Again, as he came out of it, Kil found himself in the atmosphere of something like a polite cocktail party. The only differences from last time were that the place was larger and the guests more numerous. He threaded his way among them, indifferent except for one moment when, passing a curtained alcove, he caught sight of
the dark haired girl who had spoken to him at the Northern Star. She sat on a divan, leaning back with her eyes closed, obviously still under the hypnosis; and there was a look of loneliness and waiting on her face. A feel of guilt and shame touched Kil; he turned quickly away.
Finally, he found Dekko. The little man was seated all by himself in a corner, holding a drink. His eyes flickered with shrewd alertness as Kil came up.
"Got it!" he said, as Kil sat down beside him.
"Got what?"
For answer, Dekko pointed through the shifting crowd to a tall, tanned girl with auburn hair. "O.T.L.," he said, briefly.

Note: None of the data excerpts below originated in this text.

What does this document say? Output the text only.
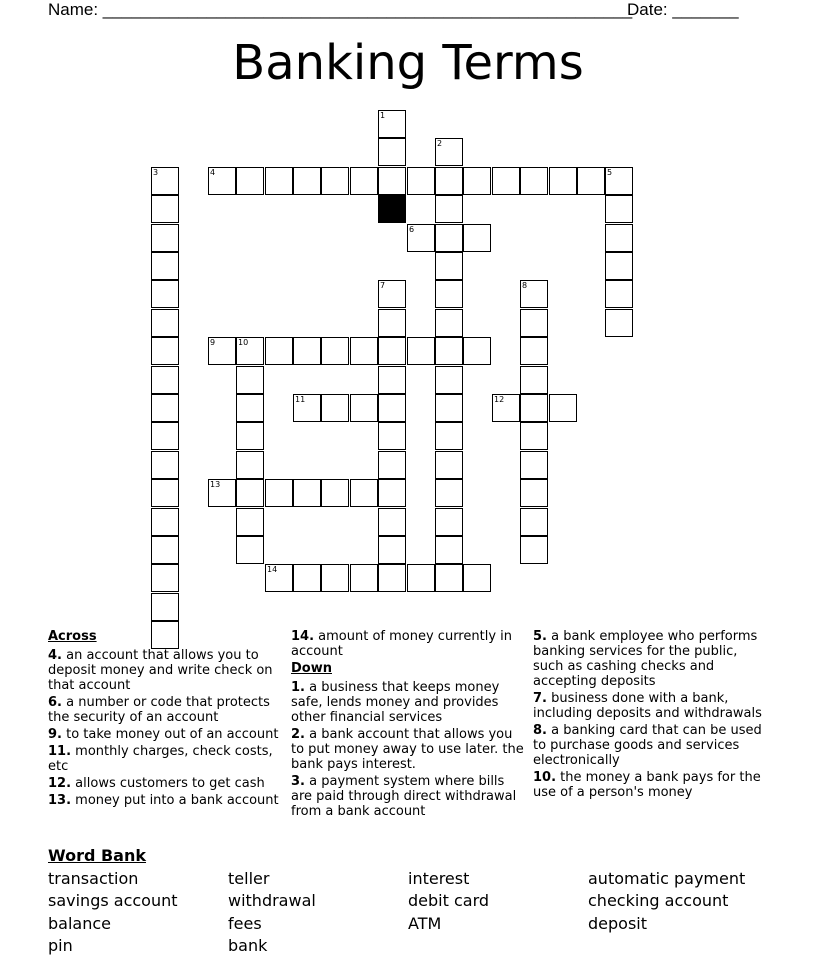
Name: ________________________________________________________
Date: _______
Banking Terms
1
2
3	4	5
6
7	8
9	10
11	12
13
14

Across

4. an account that allows you to deposit money and write check on that account

6. a number or code that protects the security of an account

9. to take money out of an account

11. monthly charges, check costs, etc

12. allows customers to get cash

13. money put into a bank account

14. amount of money currently in account

Down

1. a business that keeps money safe, lends money and provides other financial services

2. a bank account that allows you to put money away to use later. the bank pays interest.

3. a payment system where bills are paid through direct withdrawal from a bank account

5. a bank employee who performs banking services for the public, such as cashing checks and accepting deposits

7. business done with a bank, including deposits and withdrawals

8. a banking card that can be used to purchase goods and services electronically

10. the money a bank pays for the use of a person's money

Word Bank
transaction	teller	interest	automatic payment
savings account	withdrawal	debit card	checking account
balance	fees	ATM	deposit
pin	bank
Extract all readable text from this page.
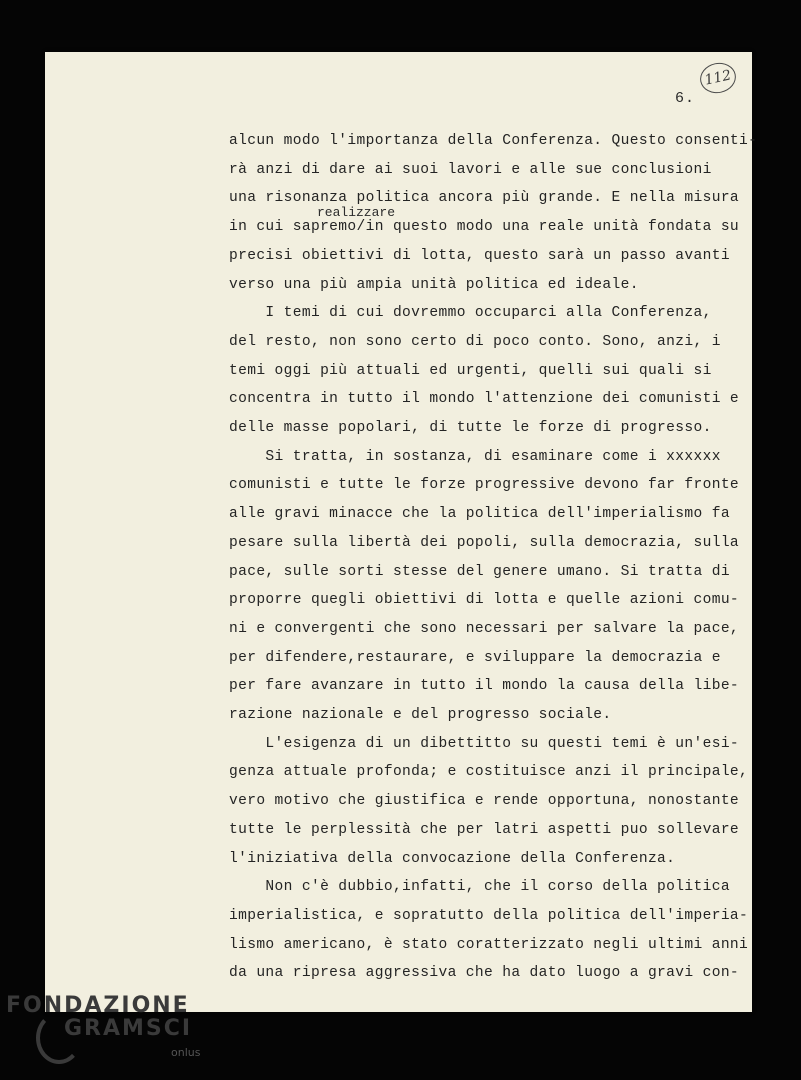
112
6.
realizzare
alcun modo l'importanza della Conferenza. Questo consenti-
rà anzi di dare ai suoi lavori e alle sue conclusioni
una risonanza politica ancora più grande. E nella misura
in cui sapremo/in questo modo una reale unità fondata su
precisi obiettivi di lotta, questo sarà un passo avanti
verso una più ampia unità politica ed ideale.
I temi di cui dovremmo occuparci alla Conferenza,
del resto, non sono certo di poco conto. Sono, anzi, i
temi oggi più attuali ed urgenti, quelli sui quali si
concentra in tutto il mondo l'attenzione dei comunisti e
delle masse popolari, di tutte le forze di progresso.
Si tratta, in sostanza, di esaminare come i xxxxxx
comunisti e tutte le forze progressive devono far fronte
alle gravi minacce che la politica dell'imperialismo fa
pesare sulla libertà dei popoli, sulla democrazia, sulla
pace, sulle sorti stesse del genere umano. Si tratta di
proporre quegli obiettivi di lotta e quelle azioni comu-
ni e convergenti che sono necessari per salvare la pace,
per difendere,restaurare, e sviluppare la democrazia e
per fare avanzare in tutto il mondo la causa della libe-
razione nazionale e del progresso sociale.
L'esigenza di un dibettitto su questi temi è un'esi-
genza attuale profonda; e costituisce anzi il principale,
vero motivo che giustifica e rende opportuna, nonostante
tutte le perplessità che per latri aspetti puo sollevare
l'iniziativa della convocazione della Conferenza.
Non c'è dubbio,infatti, che il corso della politica
imperialistica, e sopratutto della politica dell'imperia-
lismo americano, è stato coratterizzato negli ultimi anni
da una ripresa aggressiva che ha dato luogo a gravi con-
FONDAZIONE
GRAMSCI
onlus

Kil stared in surprise. Of all things, he had not expected a girl. And she was beautiful. Just how beautiful became apparent in a moment when, swinging around to talk to someone else, her full face came into their line of vision. It was a face as flawless as the body to which it belonged, slim-featured and serene.
"Her name's Melee Alain," Dekko spoke softly in Kil's ear. "She's the one I dressed you up for."
"Dressed me—"
"Sure. What kind of bait do you think I'd make?" and Dekko rocked for a second with his silent laughter. "She's our wire to the O.T.L. She knows where they meet and she can invite us to wherever it is. That's what you've got to get her to do."
"I do?" said Kil. "I'm no good at that sort of thing."
"You've got to be. It won't be hard as you think. Listen, she's a Class Two."
"Class Two?" Kil stared. "That girl? Criminally Unstab?"
"That's right. She's as much a Crim as those two of Ace's. She's got tangled circuits up top. That'll help us."